New Strategic Thinking in Israel: Engage Hamas

Israeli civil society at its best is now far ahead of the Obama Administration in innovatively reevaluating Israel’s national security interests.

Writing in the Guardian on 3/22/10, IDF veterans and founding members of Courage to Refuse Arik Diamant and David Zonsheine call on moral grounds for an end to the murder of Hamas leaders by an Israel addicted to a “culture of killing:”

By killing their leaders, Israel is sending a clear message of rejection and contempt to the Palestinians. Israel is saying, and has been saying for decades: we do not negotiate. Israel's assassination policy should be understood as a complement to its politics; its refusal to arrive at a compromise with its neighbours is the real story behind the extrajudicial killings.

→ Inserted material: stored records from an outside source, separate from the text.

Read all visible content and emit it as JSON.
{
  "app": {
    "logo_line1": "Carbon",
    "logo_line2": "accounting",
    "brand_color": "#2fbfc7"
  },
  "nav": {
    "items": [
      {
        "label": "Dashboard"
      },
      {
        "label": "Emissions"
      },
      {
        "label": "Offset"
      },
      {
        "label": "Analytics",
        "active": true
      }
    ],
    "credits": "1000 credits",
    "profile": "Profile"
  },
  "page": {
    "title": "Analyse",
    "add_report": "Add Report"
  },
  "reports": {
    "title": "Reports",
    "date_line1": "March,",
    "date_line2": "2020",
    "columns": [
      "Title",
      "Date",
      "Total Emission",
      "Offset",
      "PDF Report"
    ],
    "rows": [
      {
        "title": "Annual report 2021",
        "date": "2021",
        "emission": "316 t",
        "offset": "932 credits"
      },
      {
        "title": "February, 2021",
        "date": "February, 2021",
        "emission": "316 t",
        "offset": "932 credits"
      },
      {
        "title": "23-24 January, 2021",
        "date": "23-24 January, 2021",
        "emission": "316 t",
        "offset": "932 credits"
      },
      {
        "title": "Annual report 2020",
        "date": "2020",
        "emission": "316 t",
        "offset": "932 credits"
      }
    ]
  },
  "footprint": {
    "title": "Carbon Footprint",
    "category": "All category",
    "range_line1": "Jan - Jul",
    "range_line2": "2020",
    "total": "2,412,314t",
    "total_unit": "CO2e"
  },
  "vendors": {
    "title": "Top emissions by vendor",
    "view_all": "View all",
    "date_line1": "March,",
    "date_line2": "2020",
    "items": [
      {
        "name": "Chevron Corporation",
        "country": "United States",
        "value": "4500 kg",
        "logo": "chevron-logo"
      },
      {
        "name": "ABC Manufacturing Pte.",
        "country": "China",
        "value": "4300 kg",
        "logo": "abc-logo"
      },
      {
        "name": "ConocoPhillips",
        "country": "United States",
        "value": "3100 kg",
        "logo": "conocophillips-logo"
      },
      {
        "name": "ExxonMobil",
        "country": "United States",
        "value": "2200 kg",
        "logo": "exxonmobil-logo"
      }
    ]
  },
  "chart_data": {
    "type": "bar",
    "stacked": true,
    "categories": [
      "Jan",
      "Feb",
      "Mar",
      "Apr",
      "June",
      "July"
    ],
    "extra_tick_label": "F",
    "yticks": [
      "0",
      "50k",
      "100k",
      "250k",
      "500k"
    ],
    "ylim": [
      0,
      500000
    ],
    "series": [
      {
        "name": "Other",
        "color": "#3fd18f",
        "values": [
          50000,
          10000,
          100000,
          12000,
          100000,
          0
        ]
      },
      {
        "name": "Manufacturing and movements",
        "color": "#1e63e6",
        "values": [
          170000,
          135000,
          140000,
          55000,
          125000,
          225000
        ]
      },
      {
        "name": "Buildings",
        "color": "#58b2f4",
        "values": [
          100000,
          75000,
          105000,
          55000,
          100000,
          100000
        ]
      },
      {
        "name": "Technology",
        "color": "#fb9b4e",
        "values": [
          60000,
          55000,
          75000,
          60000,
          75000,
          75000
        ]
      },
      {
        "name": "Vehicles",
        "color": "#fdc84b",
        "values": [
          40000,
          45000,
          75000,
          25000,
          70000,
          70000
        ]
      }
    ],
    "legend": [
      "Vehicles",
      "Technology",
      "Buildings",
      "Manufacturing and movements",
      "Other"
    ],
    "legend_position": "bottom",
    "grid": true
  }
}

Almost simultaneously with these Israeli dissident patriots, former Mossad chief Efraim Halevy makes the same argument in The New Republic on 3/26/10 on practical grounds:

Under the current circumstances—with the destructive gamesmanship of the Palestinian Authority and the stagnation in Gaza—the time has surely come to explore a new relationship with Hamas. Attempts to penalize the group with exclusion have failed; perhaps, the time has come for a strategy that co-opts Hamas….a peace agreement between Israel and the Palestinian Authority that excludes Hamas….would be a fool’s errand…. Hamas has demonstrated a will and a capacity to think and act pragmatically when it believes it useful or necessary. There’s no better example of this than its governance of Gaza…. Current policy, after all, sends Hamas the signal that it is doomed to exclusion come what may and forever. But the more that Hamas is permitted inside the tent, the better the prospects of a modest (yet historic) success.

When Israeli patriots so politically disparate simultaneously reach such a fundamentally revolutionary strategic conclusion on a combination of moral and practical grounds, might it possibly be time for Washington to start thinking creatively?